There are a LOT of survival games out there at the moment, it's definitely a popular genre, but where a lot of them have focused on multiplayer (and zombies... so many zombies), this one stands out.
For a start it really is about survival. Your main enemies are things like starvation, dehydration and (my own personal nemesis) hypothermia. The wolves are hungry and vicious, but can be avoided if you're careful. Fighting them is possible, with success dependent on your equipment, condition and ability to mash your mouse buttons. Sometimes it's easier and safer to throw a lit flare at them and then run in the opposite direction.
You'll spend most of your time, moving from shelter to shelter, whether it's a log cabin or a fishing hut, rummaging through drawers and cupboards to scavange whatever supplies you can find. Occassionally you'll stumble across the body of someone that has succumbed to the wilderness and the items on or around them will sometime aid your plight.

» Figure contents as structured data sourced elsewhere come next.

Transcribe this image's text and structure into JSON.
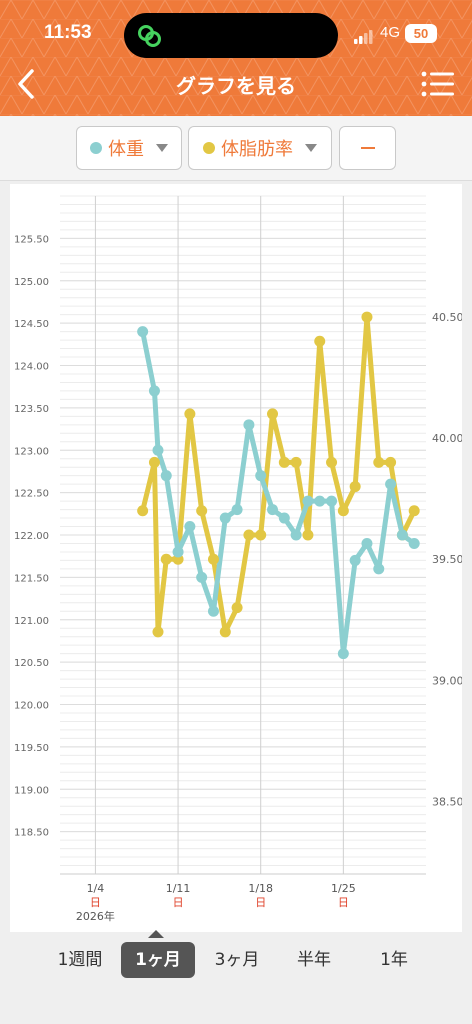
{
  "status_bar": {
    "time": "11:53",
    "network": "4G",
    "battery": "50"
  },
  "header": {
    "title": "グラフを見る"
  },
  "legend": {
    "items": [
      {
        "label": "体重",
        "color": "#8ccfd0"
      },
      {
        "label": "体脂肪率",
        "color": "#e2c744"
      },
      {
        "label": "—"
      }
    ]
  },
  "periods": [
    {
      "label": "1週間",
      "active": false
    },
    {
      "label": "1ヶ月",
      "active": true
    },
    {
      "label": "3ヶ月",
      "active": false
    },
    {
      "label": "半年",
      "active": false
    },
    {
      "label": "1年",
      "active": false
    }
  ],
  "chart_data": {
    "type": "line",
    "grid": true,
    "x_axis": {
      "domain": [
        "2026-01-01",
        "2026-02-01"
      ],
      "ticks": [
        {
          "date": "2026-01-04",
          "label": "1/4",
          "sub": "日",
          "year": "2026年"
        },
        {
          "date": "2026-01-11",
          "label": "1/11",
          "sub": "日"
        },
        {
          "date": "2026-01-18",
          "label": "1/18",
          "sub": "日"
        },
        {
          "date": "2026-01-25",
          "label": "1/25",
          "sub": "日"
        }
      ]
    },
    "y_left": {
      "range": [
        118.0,
        126.0
      ],
      "ticks": [
        "118.50",
        "119.00",
        "119.50",
        "120.00",
        "120.50",
        "121.00",
        "121.50",
        "122.00",
        "122.50",
        "123.00",
        "123.50",
        "124.00",
        "124.50",
        "125.00",
        "125.50"
      ]
    },
    "y_right": {
      "range": [
        38.2,
        41.0
      ],
      "ticks": [
        "38.50",
        "39.00",
        "39.50",
        "40.00",
        "40.50"
      ]
    },
    "series": [
      {
        "name": "体重",
        "axis": "left",
        "color": "#8ccfd0",
        "points": [
          [
            "2026-01-08",
            124.4
          ],
          [
            "2026-01-09",
            123.7
          ],
          [
            "2026-01-09.3",
            123.0
          ],
          [
            "2026-01-10",
            122.7
          ],
          [
            "2026-01-11",
            121.8
          ],
          [
            "2026-01-12",
            122.1
          ],
          [
            "2026-01-13",
            121.5
          ],
          [
            "2026-01-14",
            121.1
          ],
          [
            "2026-01-15",
            122.2
          ],
          [
            "2026-01-16",
            122.3
          ],
          [
            "2026-01-17",
            123.3
          ],
          [
            "2026-01-18",
            122.7
          ],
          [
            "2026-01-19",
            122.3
          ],
          [
            "2026-01-20",
            122.2
          ],
          [
            "2026-01-21",
            122.0
          ],
          [
            "2026-01-22",
            122.4
          ],
          [
            "2026-01-23",
            122.4
          ],
          [
            "2026-01-24",
            122.4
          ],
          [
            "2026-01-25",
            120.6
          ],
          [
            "2026-01-26",
            121.7
          ],
          [
            "2026-01-27",
            121.9
          ],
          [
            "2026-01-28",
            121.6
          ],
          [
            "2026-01-29",
            122.6
          ],
          [
            "2026-01-30",
            122.0
          ],
          [
            "2026-01-31",
            121.9
          ]
        ]
      },
      {
        "name": "体脂肪率",
        "axis": "right",
        "color": "#e2c744",
        "points": [
          [
            "2026-01-08",
            39.7
          ],
          [
            "2026-01-09",
            39.9
          ],
          [
            "2026-01-09.3",
            39.2
          ],
          [
            "2026-01-10",
            39.5
          ],
          [
            "2026-01-11",
            39.5
          ],
          [
            "2026-01-12",
            40.1
          ],
          [
            "2026-01-13",
            39.7
          ],
          [
            "2026-01-14",
            39.5
          ],
          [
            "2026-01-15",
            39.2
          ],
          [
            "2026-01-16",
            39.3
          ],
          [
            "2026-01-17",
            39.6
          ],
          [
            "2026-01-18",
            39.6
          ],
          [
            "2026-01-19",
            40.1
          ],
          [
            "2026-01-20",
            39.9
          ],
          [
            "2026-01-21",
            39.9
          ],
          [
            "2026-01-22",
            39.6
          ],
          [
            "2026-01-23",
            40.4
          ],
          [
            "2026-01-24",
            39.9
          ],
          [
            "2026-01-25",
            39.7
          ],
          [
            "2026-01-26",
            39.8
          ],
          [
            "2026-01-27",
            40.5
          ],
          [
            "2026-01-28",
            39.9
          ],
          [
            "2026-01-29",
            39.9
          ],
          [
            "2026-01-30",
            39.6
          ],
          [
            "2026-01-31",
            39.7
          ]
        ]
      }
    ]
  }
}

While there is limited crafting like snares and fishing lines, you're not going to be building your own house or weapons. Tools have to be found; equipment and clothing repaired and maintained. If you're lucky, you might even find a rifle... and if you're really lucky, some ammo as well.
The art style is beautiful. It's like playing a painting, or a well drawn graphic novel, and the use of lighting only improves the situation. The interior of an unlit cabin 'feels' cold until you light a stove or lantern, giving everything a warming glow.
Being early access, not everything is currently in the game. As things currently stand the story mode is missing so you can only play the Sandbox mode. Combat, although not really the point of the game, feels a little too jarring to me (although that may be the point) with you having to mash the left mouse button to build up your attack before using the right mouse button to unleash it.
This hasn't stopped the game selling more that 250,000 copies since it released on Steam's early access back in September last year and getting an overwhelming number of positive reviews.
Hinterland Games have created something compelling and rather special.